Still a proof-of-concept I've been thinking about for the past few weeks

Challenges I ran into

I ran into this hackathon just a few hours ago, so there is not much time to prepare, but I have been thinking about the idea for a few weeks now. I live in a city that is densely packed, there is currently limited testing (though increasing in the past few days), and no lock down in spite the increase in cases, so people can feel very insecure at times.
This system cannot work without the explicit consent of users. They must be assured that the data will only be used for alerting, and that only anonymous and encrypted data will be sent.
This system may only give as accurate an information by the API used for geolocation. Battery drain may also pose a challenge, so updating geolocation data for users may be limited to 1-2 times per day. This may be further refined so that once an infected user is confirmed, it is advised that his/her geolocation data must be sent immediately.
This system can only be effective in urban areas where Internet/GPS services are common.

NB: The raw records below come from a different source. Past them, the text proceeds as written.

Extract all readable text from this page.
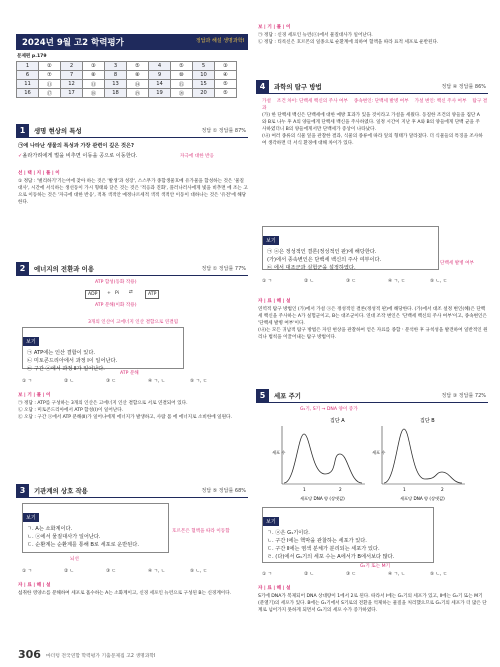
2024년 9월 고2 학력평가	정답과 해설 생명과학Ⅰ
문제편 p.179
1	②	2	③	3	⑤	4	⑤	5	③
6	⑦	7	⑧	8	⑧	9	⑩	10	④
11	⑪	12	⑬	13	⑭	14	⑮	15	⑤
16	⑰	17	⑱	18	⑲	19	⑳	20	⑤
1	생명 현상의 특성	정답 ① 정답률 87%
㉠에 나타난 생물의 특성과 가장 관련이 깊은 것은?
✓올라가려에게 벌을 비추면 이동을 공으로 이동한다.	자극에 대한 반응
선 | 택 | 지 | 풀 | 이
① 정답 : '벌리하기'기는어에 찾아 하는 것은 '발생'과 성장', 스스무가 종합생물호메 유가물을 합성하는 것은 '물질대사', 시간에 서식하는 생선동이 가시 형태와 닫은 것는 것은 '적응과 진화', 플러나러사에게 빛을 비추면 에 조는 고으로 이동하는 것은 '자극에 대한 반응', 적흑 색적안 예정나르세적 색적 색적안 이동이 대하나는 것은 '유전'에 해당한다.
2	에너지의 전환과 이용	정답 ① 정답률 77%
ATP 합성(동화 작용)
ADP	+ Pi ⇄	ATP
ATP 분해(이화 작용)
3개의 인산이 고에너지 인산 결합으로 연결됨
보기
㉠ ATP에는 인산 결합이 있다.
㉡ 미토콘드리아에서 과정 Ⅰ이 일어난다.
㉢ 구간 ⓐ에서 과정 Ⅱ가 일어난다.
ATP 분해
① ㄱ	② ㄴ	③ ㄷ	④ ㄱ, ㄴ	⑤ ㄱ, ㄷ
보 | 기 | 풀 | 이
㉠ 정답 : ATP를 구성하는 3개의 인산은 고에너지 인산 결합으로 서로 연결되어 있다.
㉡ 오답 : 미토콘드리아에서 ATP 합성(Ⅰ)이 일어난다.
㉢ 오답 : 구간 ⓐ에서 ATP 분해(Ⅱ)가 일어나에게 에너지가 발생하고, 사람 몸 에 에너지로 소비한에 일원다.
3	기관계의 상호 작용	정답 ⑤ 정답률 68%
보기
ㄱ. A는 소화계이다.
ㄴ. ⓐ에서 물질대사가 일어난다.
ㄷ. 순환계는 순환계를 통해 B로 세포로 운반된다.
호르몬은 혈액을 따라 이동함
뇌선
① ㄱ	② ㄴ	③ ㄷ	④ ㄱ, ㄴ	⑤ ㄴ, ㄷ
자 | 료 | 해 | 설
섭취한 영양소를 분해하여 세포로 흡수하는 A는 소화계이고, 신경 세포인 뉴런으로 구성된 B는 신경계이다.
보 | 기 | 풀 | 이
㉠ 정답 : 신경 세포인 뉴런(ⓐ)에서 물질대사가 일어난다.
㉡ 정답 : 티록신은 호르몬의 일종으로 순환계에 의하여 혈액을 따라 표적 세포로 운반된다.
4	과학의 탐구 방법	정답 ④ 정답률 86%
가설 조건 차이: 단백세 백신의 주사 여부 종속변인: 단백세 발병 여부 가설 변인: 백신 주사 여부 탐구 결과
(가) 한 단백세 백신은 단백세에 대한 예방 효과가 있을 것이라고 가설을 세웠다. 동질한 조건의 양들을 집단 A와 B로 나누 후 A의 양들에게 단백세 백신을 주사하였다. 일정 시간이 지난 후 A와 B의 양들에게 단백 균을 주사하였더니 B의 양들에게서만 단백세가 증상이 나타났다.
(나) 여러 종류의 식물 잎을 관찰한 결과, 식물의 종류에 따라 잎의 형태가 달라졌다. 더 식물들의 특징을 조사하여 생각하면 더 서식 환경에 대해 차이가 있다.
보기
㉠ ⓐ은 정성적인 결론(정성적인 판)에 해당한다.
(가)에서 종속변인은 단백세 백신의 주사 여부이다.
㉢ 에서 대조군과 실험군을 설정하였다.
단백세 발병 여부
① ㄱ	② ㄴ	③ ㄷ	④ ㄱ, ㄷ	⑤ ㄴ, ㄷ
자 | 료 | 해 | 설
연역적 탐구 방법인 (가)에서 가설 ⓐ은 정성적인 결론(정성적 판)에 해당한다. (가)에서 대조 설정 변인(혜)은 단백세 백신을 주사하는 A가 실험군이고, B는 대조군이다. 연대 조작 변인은 '단백세 백신의 주사 여부'이고, 종속변인은 '단백세 발병 여부'이다.
(나)는 모든 귀납적 탐구 방법은 자연 현상을 관찰하여 얻은 자료를 종합ㆍ분석한 후 규칙성을 발견하여 일반적인 원리나 법칙을 이끌어내는 탐구 방법이다.
5	세포 주기	정답 ③ 정답률 72%
G₁기, S기 → DNA 양이 증가
집단 A	집단 B
세포 수	세포 수
1	2	1	2
세포당 DNA 양 (상댓값)	세포당 DNA 양 (상댓값)
보기
ㄱ. ⓐ은 G₁기이다.
ㄴ. 구간 Ⅰ에는 핵막을 관찰하는 세포가 있다.
ㄷ. 구간 Ⅱ에는 염색 분체가 분리되는 세포가 있다.
ㄹ. (다)에서 G₁기의 세포 수는 A에서가 B에서보다 많다.
G₂기 또는 M기
① ㄱ	② ㄴ	③ ㄷ	④ ㄱ, ㄴ	⑤ ㄴ, ㄷ
자 | 료 | 해 | 설
S기에 DNA가 복제되어 DNA 상대량이 1에서 2로 된다. 따라서 Ⅰ에는 G₁기의 세포가 있고, Ⅱ에는 G₂기 또는 M기(분열기)의 세포가 있다. B에는 G₁기에서 S기로의 전환을 억제하는 물질을 처리했으므로 G₁기의 세포가 더 많은 단계로 넘어가지 못하게 되면서 G₁기의 세포 수가 증가하였다.
306 마더텅 전국연합 학력평가 기출문제집 고2 생명과학Ⅰ
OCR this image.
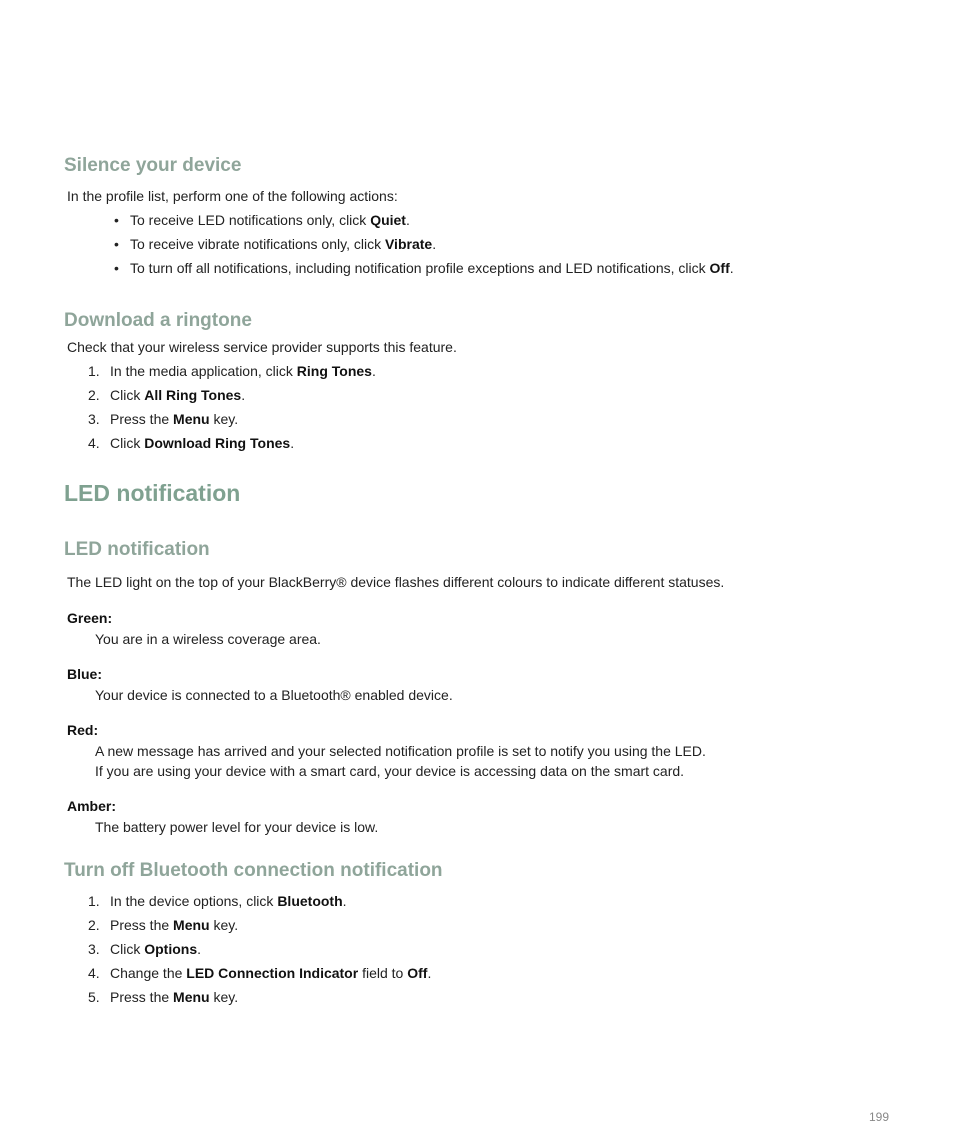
Silence your device

In the profile list, perform one of the following actions:

• To receive LED notifications only, click Quiet.
• To receive vibrate notifications only, click Vibrate.
• To turn off all notifications, including notification profile exceptions and LED notifications, click Off.
Download a ringtone

Check that your wireless service provider supports this feature.

1. In the media application, click Ring Tones.
2. Click All Ring Tones.
3. Press the Menu key.
4. Click Download Ring Tones.
LED notification
LED notification

The LED light on the top of your BlackBerry® device flashes different colours to indicate different statuses.

Green:

You are in a wireless coverage area.

Blue:

Your device is connected to a Bluetooth® enabled device.

Red:

A new message has arrived and your selected notification profile is set to notify you using the LED.

If you are using your device with a smart card, your device is accessing data on the smart card.

Amber:

The battery power level for your device is low.

Turn off Bluetooth connection notification
1. In the device options, click Bluetooth.
2. Press the Menu key.
3. Click Options.
4. Change the LED Connection Indicator field to Off.
5. Press the Menu key.
199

This system may be extended to inputting manual data and/or making use of offline data, but this will make the system less reliable for those users.

Possible challenges for the developers

This system will make use of data encryption, and needs an algorithm that optimizes how to find the "intersection" an infected person has with potentially millions of users, but with efficient filtering by location and date/time, the number of comparisons can be minimized. Selecting the threshold for defining how many points (e.g. X=location, Y=date/time) will be defined for comparison and storage can also be a challenge for millions of users. Additionally, UUIDs in databases can pose some performance issues, so extra design decisions should be enforced. Other cryptographic methods may be used instead of the UUID-QR Code combination, but this will be out of the scope of this hackathon.

What I learned

In times of crisis, good and brave people always step up and volunteer. Knowing this, I wish to be able to create a crowd-sourced type of system that is optional and gives transparent information to people, yet does not compromise data privacy. The alert will be delivered directly to users, eliminating potential sources of delay, and making it more confidential for the users.